Obviously, this is a sensitive topic. You do not want to set the bar too low and just date or marry anyone. Red flags are a real thing, and you need to pay attention to them.
Also, God wants to give you the desires of your heart, and it’s important to know what those desires are and be clear about what you’re looking for.
But at the same time, you have to remember that people are people. You’re just normal, and anyone you’re interested in will just be normal too. You’re looking for someone to spend the rest of your life with—not a movie character who doesn’t make mistakes and always knows what to say.
Minor relationship issues can be magnified into major flaws when you hold the person you’re dating to an impossible standard.
When my husband and I met, we had multiple points of immaturity that God was still working on, but one thing was clear to both of us: We loved Jesus with all our hearts, souls, minds, and strength. I saw that deep love in Leon, and he saw it in me. Yes, we were still growing up in certain areas, but we knew that on the inside, the most important character traits were already there.
When God eventually confirmed in my heart that Leon was the man He had for me, I kept this truth private for a long time. I prayed for His perfect timing about taking the next step.
Throughout this process, there were a few silly things I didn’t like about Leon, and I’m sure Leon felt the same way about me. These were not red-flag issues—they were trivial things that did not matter in the end.
Instead of nitpicking and being a perfectionist with yourself, your friends, and the person you’re dating, learn to focus on character and the heart.
Sometimes I think people are looking for perfection in a future partner, but true friendship is about growing and getting to know each other, accepting some of the flaws the other person has, and praying that God will move in the midst of those flaws—theirs and yours.
Dating with purpose, as friends, is recognizing that God is in the middle of the situation, molding you to be more like Him as you pursue a healthy relationship based in His peace.
I’m surprised at how many people lose hope and think it’s almost impossible to meet an amazing, godly spouse. Many believe “all the good ones are taken” or they don’t exist, but that isn’t true. The Lord is in the business of training, equipping, and guiding His people into becoming godly, mature men and women who look like Him.

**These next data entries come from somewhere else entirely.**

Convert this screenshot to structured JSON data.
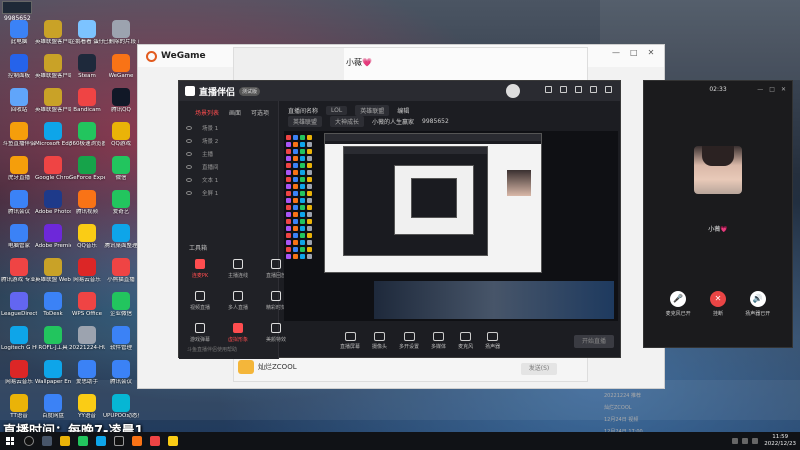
{
  "desktop": {
    "top_badge": "9985652",
    "icons": [
      {
        "label": "此电脑",
        "color": "#3b82f6"
      },
      {
        "label": "英雄联盟客户端 bgm",
        "color": "#c9a227"
      },
      {
        "label": "企鹅看看 蛋仔",
        "color": "#7cc3ff"
      },
      {
        "label": "已删除的片段 已删除",
        "color": "#9ca3af"
      },
      {
        "label": "控制面板",
        "color": "#2563eb"
      },
      {
        "label": "英雄联盟客户端",
        "color": "#c9a227"
      },
      {
        "label": "Steam",
        "color": "#1e293b"
      },
      {
        "label": "WeGame",
        "color": "#f97316"
      },
      {
        "label": "回收站",
        "color": "#60a5fa"
      },
      {
        "label": "英雄联盟客户端 bgm",
        "color": "#c9a227"
      },
      {
        "label": "Bandicam",
        "color": "#ef4444"
      },
      {
        "label": "腾讯QQ",
        "color": "#111827"
      },
      {
        "label": "斗鱼直播伴侣",
        "color": "#f59e0b"
      },
      {
        "label": "Microsoft Edge",
        "color": "#0ea5e9"
      },
      {
        "label": "360极速浏览器",
        "color": "#22c55e"
      },
      {
        "label": "QQ游戏",
        "color": "#eab308"
      },
      {
        "label": "虎牙直播",
        "color": "#f59e0b"
      },
      {
        "label": "Google Chrome",
        "color": "#ef4444"
      },
      {
        "label": "GeForce Experience",
        "color": "#16a34a"
      },
      {
        "label": "微信",
        "color": "#22c55e"
      },
      {
        "label": "腾讯会议",
        "color": "#3b82f6"
      },
      {
        "label": "Adobe Photosh...",
        "color": "#1e3a8a"
      },
      {
        "label": "腾讯视频",
        "color": "#f97316"
      },
      {
        "label": "爱奇艺",
        "color": "#22c55e"
      },
      {
        "label": "电脑管家",
        "color": "#3b82f6"
      },
      {
        "label": "Adobe Premie...",
        "color": "#6d28d9"
      },
      {
        "label": "QQ音乐",
        "color": "#facc15"
      },
      {
        "label": "腾讯桌面整理",
        "color": "#0ea5e9"
      },
      {
        "label": "腾讯游戏 专业版",
        "color": "#ef4444"
      },
      {
        "label": "英雄联盟 Web",
        "color": "#c9a227"
      },
      {
        "label": "网易云音乐",
        "color": "#dc2626"
      },
      {
        "label": "小熊猫直播",
        "color": "#ef4444"
      },
      {
        "label": "LeagueDirector",
        "color": "#6366f1"
      },
      {
        "label": "ToDesk",
        "color": "#3b82f6"
      },
      {
        "label": "WPS Office",
        "color": "#ef4444"
      },
      {
        "label": "企业微信",
        "color": "#22c55e"
      },
      {
        "label": "Logitech G HUB",
        "color": "#0ea5e9"
      },
      {
        "label": "ROFL-J工具",
        "color": "#22c55e"
      },
      {
        "label": "20221224-HUB",
        "color": "#9ca3af"
      },
      {
        "label": "软件管理",
        "color": "#3b82f6"
      },
      {
        "label": "网易云音乐",
        "color": "#dc2626"
      },
      {
        "label": "Wallpaper Engine",
        "color": "#0ea5e9"
      },
      {
        "label": "爱思助手",
        "color": "#3b82f6"
      },
      {
        "label": "腾讯会议",
        "color": "#3b82f6"
      },
      {
        "label": "TT语音",
        "color": "#eab308"
      },
      {
        "label": "百度网盘",
        "color": "#3b82f6"
      },
      {
        "label": "YY语音",
        "color": "#facc15"
      },
      {
        "label": "UPUPOO动态桌面",
        "color": "#06b6d4"
      }
    ]
  },
  "wegame": {
    "title": "WeGame",
    "controls": [
      "—",
      "□",
      "✕"
    ]
  },
  "chat": {
    "contact_name": "小薇💗",
    "bottom_label": "灿烂ZCOOL",
    "send_label": "发送(S)"
  },
  "live_companion": {
    "title": "直播伴侣",
    "version_badge": "测试版",
    "tabs": [
      "场景列表",
      "画面",
      "可选项"
    ],
    "scenes": [
      "场景 1",
      "场景 2",
      "主播",
      "直播间",
      "文本 1",
      "全屏 1"
    ],
    "tools_label": "工具箱",
    "tools": [
      {
        "label": "连麦PK",
        "red": true
      },
      {
        "label": "主播连线",
        "red": false
      },
      {
        "label": "直播回放",
        "red": false
      },
      {
        "label": "视频直播",
        "red": false
      },
      {
        "label": "多人直播",
        "red": false
      },
      {
        "label": "精彩时刻",
        "red": false
      },
      {
        "label": "游戏弹幕",
        "red": false
      },
      {
        "label": "虚拟形象",
        "red": true
      },
      {
        "label": "美颜特效",
        "red": false
      }
    ],
    "footer": "斗鱼直播伴侣使用帮助",
    "toolbar_row1": [
      "直播间名称",
      "LOL",
      "英雄联盟",
      "编辑"
    ],
    "toolbar_row2": [
      "英雄联盟",
      "大神成长",
      "小薇的人生赢家",
      "9985652"
    ],
    "controls": [
      "直播屏幕",
      "摄像头",
      "多开设置",
      "多媒体",
      "麦克风",
      "扬声器"
    ],
    "start_label": "开始直播"
  },
  "call": {
    "time": "02:33",
    "name": "小薇💗",
    "controls": [
      "—",
      "□",
      "✕"
    ],
    "buttons": [
      {
        "label": "麦克风已开",
        "icon": "🎤"
      },
      {
        "label": "挂断",
        "icon": "✕"
      },
      {
        "label": "扬声器已开",
        "icon": "🔊"
      }
    ]
  },
  "right_panel": {
    "rows": [
      "20221224 推荐",
      "灿烂ZCOOL",
      "12月24日 视频",
      "12月24日 17:00"
    ]
  },
  "caption": "直播时间：每晚7-凌晨1",
  "taskbar": {
    "time": "11:59",
    "date": "2022/12/23"
  }
}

This is a season when God is touching hearts more than ever. A season when people are asking for the impossible to be possible and for hearts to be healed. Many people are learning how to be a loving, humble, forgiving, sacrificial, selfless human being. I am watching people be transformed.
God keeps on transforming my husband, and He keeps on transforming me and making both of us more like Jesus. He started this process many years ago, and He will continue it until it is complete.
He is leading us into perfection, and He’s doing the same for you.
We look away from the natural realm and we focus our attention and expectation onto Jesus who birthed faith within us and who leads us forward into faith’s perfection. His example is this: Because his heart was focused on the joy of knowing that you would be his, he endured the agony of the cross and conquered its humiliation, and now sits exalted at the right hand of the throne of God! (Heb. 12:2 TPT)
We’re all on a journey. Some of the qualities you’re looking for in a spouse may already be inside the person you’re dating, but those qualities simply aren’t mature yet. Pray about this and see what the Lord says. He will tell you what’s going on.
Be encouraged because God in His great mercy is helping His kids become more like Him. Don’t look for a spouse who has it all together—look for one who listens to Jesus, obeys Him faithfully, and loves Him dearly.